From what I've heard, he's ambitious (like all members of Congress) and a complete asshole (again, Congress is full of them, but he apparently is worse than most). His voting history looks more like a Republican's, until I realize that it has to be that way if he wants to survive politically in the South. If we voted in a vaccum, I wouldn't vote for him. However, like the article says, Tennessee is a swing state, and could tilt the balance of power in the Senate. In that regard, I'd vote for him. Having power in the Senate means that the Dems would have control of what votes make it to committee, and ultamitely the Senate Floor.

I have similar reservations about Casey in Pennsylvania, but he's running against Santorum. Taking Tennessee and defeating Santorum would not only push the balance of power to the Dems (I'm not wildly excited about Dems in general, but the social conservative push that has occured over the last 6 years is killing me), but both would be symbolic blows to the Republican machine. Tennessee is the birthplace of the Klan (probably not fair to use in this argument, but I like pointing that out) and Santorum is #3 on the Rupublican Hiarchy; and he scares me like Strom Thurman scared me...

Ford isn't who I'd be looking for in terms of Black or Democratic leadership, but I still want him to win.

Rightwing Insider said...

When I listen to the rhetoric of the Democrat Party, I am left with the distinct conviction that they just don't get it. Their solution to terrorism is to pull back, prostrate, and beg the terrorist not to kill us.

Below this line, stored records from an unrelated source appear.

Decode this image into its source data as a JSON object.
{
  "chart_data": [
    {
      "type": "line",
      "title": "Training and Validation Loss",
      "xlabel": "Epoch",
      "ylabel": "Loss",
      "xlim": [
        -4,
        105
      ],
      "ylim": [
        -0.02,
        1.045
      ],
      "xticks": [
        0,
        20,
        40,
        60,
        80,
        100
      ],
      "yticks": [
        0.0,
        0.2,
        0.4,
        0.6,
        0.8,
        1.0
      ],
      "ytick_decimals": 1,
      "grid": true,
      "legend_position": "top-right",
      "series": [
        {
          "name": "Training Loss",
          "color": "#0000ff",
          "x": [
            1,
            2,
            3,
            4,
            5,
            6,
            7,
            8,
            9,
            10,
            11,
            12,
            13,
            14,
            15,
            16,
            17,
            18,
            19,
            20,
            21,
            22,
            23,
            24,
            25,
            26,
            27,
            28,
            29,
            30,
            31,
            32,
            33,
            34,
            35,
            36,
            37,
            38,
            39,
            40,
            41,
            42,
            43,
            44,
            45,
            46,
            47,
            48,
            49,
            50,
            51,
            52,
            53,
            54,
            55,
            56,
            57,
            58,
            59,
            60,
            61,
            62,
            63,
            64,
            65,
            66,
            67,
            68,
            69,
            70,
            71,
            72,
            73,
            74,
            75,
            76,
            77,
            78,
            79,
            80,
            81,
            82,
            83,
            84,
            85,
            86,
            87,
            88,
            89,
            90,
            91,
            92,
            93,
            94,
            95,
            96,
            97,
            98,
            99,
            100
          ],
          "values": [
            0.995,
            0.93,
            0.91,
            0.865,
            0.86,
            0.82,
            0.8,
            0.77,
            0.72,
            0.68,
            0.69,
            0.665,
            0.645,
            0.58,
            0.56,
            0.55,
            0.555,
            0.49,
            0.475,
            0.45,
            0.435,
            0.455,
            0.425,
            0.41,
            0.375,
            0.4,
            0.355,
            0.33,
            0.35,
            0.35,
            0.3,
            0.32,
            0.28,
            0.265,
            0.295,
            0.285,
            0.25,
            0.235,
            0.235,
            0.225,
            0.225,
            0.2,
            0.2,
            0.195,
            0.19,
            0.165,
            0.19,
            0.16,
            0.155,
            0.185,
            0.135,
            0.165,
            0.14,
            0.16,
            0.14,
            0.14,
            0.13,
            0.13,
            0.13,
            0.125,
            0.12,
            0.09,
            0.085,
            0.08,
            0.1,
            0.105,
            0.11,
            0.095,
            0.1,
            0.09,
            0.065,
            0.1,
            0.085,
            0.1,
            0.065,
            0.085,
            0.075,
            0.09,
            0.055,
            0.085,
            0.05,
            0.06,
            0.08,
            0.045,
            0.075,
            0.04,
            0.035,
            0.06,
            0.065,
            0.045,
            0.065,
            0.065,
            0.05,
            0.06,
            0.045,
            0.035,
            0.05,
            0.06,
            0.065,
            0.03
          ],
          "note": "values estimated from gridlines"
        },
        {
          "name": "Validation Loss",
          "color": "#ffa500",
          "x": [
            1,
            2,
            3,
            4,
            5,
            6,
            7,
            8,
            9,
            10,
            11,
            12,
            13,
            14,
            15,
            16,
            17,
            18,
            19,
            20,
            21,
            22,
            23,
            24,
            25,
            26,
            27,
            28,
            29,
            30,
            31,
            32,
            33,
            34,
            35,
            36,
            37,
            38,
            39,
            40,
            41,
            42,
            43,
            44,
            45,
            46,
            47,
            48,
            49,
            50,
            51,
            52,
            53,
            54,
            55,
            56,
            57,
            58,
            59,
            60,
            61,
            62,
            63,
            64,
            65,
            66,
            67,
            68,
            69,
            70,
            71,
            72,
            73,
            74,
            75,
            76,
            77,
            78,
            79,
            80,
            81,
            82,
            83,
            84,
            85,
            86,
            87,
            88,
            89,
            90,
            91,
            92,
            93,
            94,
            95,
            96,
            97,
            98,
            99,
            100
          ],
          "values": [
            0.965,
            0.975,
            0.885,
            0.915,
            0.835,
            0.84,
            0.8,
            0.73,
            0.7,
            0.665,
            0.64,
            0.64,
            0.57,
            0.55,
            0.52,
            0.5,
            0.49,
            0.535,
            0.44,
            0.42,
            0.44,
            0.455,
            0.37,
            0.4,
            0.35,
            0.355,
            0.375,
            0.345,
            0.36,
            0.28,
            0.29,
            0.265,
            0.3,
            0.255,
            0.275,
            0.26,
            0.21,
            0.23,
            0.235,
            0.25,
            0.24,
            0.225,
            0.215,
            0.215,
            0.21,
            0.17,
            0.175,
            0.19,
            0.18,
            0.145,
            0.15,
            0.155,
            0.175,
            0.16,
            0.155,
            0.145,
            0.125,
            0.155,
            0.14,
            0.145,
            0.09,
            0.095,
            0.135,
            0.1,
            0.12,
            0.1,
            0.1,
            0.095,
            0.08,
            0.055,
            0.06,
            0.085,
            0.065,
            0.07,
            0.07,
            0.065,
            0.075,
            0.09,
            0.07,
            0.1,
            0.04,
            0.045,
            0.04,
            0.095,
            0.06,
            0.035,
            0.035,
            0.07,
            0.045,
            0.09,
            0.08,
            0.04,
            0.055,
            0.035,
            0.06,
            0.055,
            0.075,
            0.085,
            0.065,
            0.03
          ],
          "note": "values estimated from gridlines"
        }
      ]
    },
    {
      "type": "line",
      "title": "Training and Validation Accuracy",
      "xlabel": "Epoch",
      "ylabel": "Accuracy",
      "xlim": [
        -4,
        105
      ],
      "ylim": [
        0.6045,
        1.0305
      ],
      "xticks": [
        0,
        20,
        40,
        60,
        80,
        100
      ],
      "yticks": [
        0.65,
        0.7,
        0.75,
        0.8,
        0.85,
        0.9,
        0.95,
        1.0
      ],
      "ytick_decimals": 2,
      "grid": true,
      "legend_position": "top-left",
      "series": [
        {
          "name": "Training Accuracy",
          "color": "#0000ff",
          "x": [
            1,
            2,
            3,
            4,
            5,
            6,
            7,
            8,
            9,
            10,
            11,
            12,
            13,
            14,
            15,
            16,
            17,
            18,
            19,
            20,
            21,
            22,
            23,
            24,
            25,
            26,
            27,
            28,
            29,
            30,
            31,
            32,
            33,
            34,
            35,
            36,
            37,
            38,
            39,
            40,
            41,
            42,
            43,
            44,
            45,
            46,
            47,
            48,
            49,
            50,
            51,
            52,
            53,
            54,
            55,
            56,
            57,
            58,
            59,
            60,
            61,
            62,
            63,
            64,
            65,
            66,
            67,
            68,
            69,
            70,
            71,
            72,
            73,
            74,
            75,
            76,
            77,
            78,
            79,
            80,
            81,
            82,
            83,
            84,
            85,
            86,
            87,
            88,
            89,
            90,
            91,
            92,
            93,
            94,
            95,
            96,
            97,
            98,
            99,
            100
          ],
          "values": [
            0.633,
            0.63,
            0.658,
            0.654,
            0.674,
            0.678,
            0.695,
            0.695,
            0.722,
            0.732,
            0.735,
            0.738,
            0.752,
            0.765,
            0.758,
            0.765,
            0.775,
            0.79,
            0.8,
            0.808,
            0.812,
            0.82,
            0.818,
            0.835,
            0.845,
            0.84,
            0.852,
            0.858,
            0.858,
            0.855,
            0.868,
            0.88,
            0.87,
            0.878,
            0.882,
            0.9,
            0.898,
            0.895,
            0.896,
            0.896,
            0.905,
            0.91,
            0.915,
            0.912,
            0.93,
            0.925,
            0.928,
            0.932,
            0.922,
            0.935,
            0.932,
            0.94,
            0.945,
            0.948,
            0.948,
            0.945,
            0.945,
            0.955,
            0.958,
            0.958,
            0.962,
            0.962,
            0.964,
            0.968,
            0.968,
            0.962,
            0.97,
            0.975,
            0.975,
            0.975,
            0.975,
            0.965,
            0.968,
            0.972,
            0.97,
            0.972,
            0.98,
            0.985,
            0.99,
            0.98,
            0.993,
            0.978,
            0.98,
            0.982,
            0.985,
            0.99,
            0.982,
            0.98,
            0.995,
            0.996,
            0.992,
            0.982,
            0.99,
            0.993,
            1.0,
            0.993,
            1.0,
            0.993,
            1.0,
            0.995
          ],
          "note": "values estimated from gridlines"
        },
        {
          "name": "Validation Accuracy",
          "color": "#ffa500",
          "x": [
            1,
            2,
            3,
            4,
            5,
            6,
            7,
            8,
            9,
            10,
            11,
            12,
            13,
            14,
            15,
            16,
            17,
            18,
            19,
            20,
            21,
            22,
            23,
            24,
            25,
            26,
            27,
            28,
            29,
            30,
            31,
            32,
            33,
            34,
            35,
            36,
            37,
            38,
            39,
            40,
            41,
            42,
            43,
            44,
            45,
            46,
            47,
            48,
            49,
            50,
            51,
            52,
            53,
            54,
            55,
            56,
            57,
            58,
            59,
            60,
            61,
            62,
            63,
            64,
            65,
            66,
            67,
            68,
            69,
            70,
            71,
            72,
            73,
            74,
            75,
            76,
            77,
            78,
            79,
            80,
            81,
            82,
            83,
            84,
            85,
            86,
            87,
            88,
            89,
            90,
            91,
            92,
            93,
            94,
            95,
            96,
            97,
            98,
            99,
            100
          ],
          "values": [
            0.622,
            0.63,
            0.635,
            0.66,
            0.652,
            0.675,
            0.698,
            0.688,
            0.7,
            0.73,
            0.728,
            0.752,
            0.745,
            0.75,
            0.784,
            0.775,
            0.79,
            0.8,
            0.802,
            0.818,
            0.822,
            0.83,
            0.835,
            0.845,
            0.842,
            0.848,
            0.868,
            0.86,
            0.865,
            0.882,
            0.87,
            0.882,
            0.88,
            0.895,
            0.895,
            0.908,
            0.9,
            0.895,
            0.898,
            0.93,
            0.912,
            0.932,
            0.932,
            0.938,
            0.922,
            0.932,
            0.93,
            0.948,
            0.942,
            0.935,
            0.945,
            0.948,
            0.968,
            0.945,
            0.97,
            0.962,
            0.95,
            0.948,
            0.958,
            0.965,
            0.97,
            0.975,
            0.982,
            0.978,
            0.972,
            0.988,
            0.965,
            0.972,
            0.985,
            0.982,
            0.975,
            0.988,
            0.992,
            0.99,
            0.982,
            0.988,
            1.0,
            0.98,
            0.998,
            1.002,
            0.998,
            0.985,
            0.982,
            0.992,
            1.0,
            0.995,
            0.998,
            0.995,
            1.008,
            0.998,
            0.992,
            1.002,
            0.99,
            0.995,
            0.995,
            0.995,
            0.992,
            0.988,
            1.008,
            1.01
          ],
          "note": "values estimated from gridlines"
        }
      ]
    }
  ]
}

Make no mistake about it. These are perilous times. We are faced by an implacable enemy who knows nothing beyond killing Americans and "unbelievers." I am reminded of the scene from the movie "Terminator" when the hero is explaining the mission of the Terminator. The Terminator exists to kill the heroine. That's what he does. That's all he does. He cannot be bargained with; he cannot be negotiated with; he cannot be pleaded with. The Democrats and their leadership just don't get it. Because of that, they are unfit to lead.

Rightwing Insider said...

You might want to look at where the CURRENT home of the Klan is before you smear Tennessee!

Brother Spotless said...

The current home of the Klan is irreleavent to my point, which is that the South (and the Right Wing, my insider friend) is the historic and symbolic region of hatred towards blacks. The Klan had a lot to do with that, and Tennessee is where they originated. So, having a black Senator come out of that state would be monumental, both politically and symbolically.

As far as the Insiders ill-placed disagreement with the Democratic Party, I'll simply say this: Republicans have had control of both hoses of Congress and the White House for the better part of the last six years. They underestimated Iraq (remember Rumsfeld saying that we'd be out in 6 months at most? Yea, that was in 2003...). They basically lied and said that Saddam and Osama were allies. They used sweeping generalizations to convince the American public that the entire Middle East was on the same side, ignoring the fact that there are deep-rooted ill feelings between the Sunni and Shia Muslims. Americans are no safer now than before 9/11. Our deficit has only risen. All of this, and Bush still has 2 more years.

Dems may be softer on terrorism (although, I've never heard one Democrat say he/she wants to "negotiate" with terrorists, as our Insider friend has suggested...) but it seems to me that Republicans have only made things worse.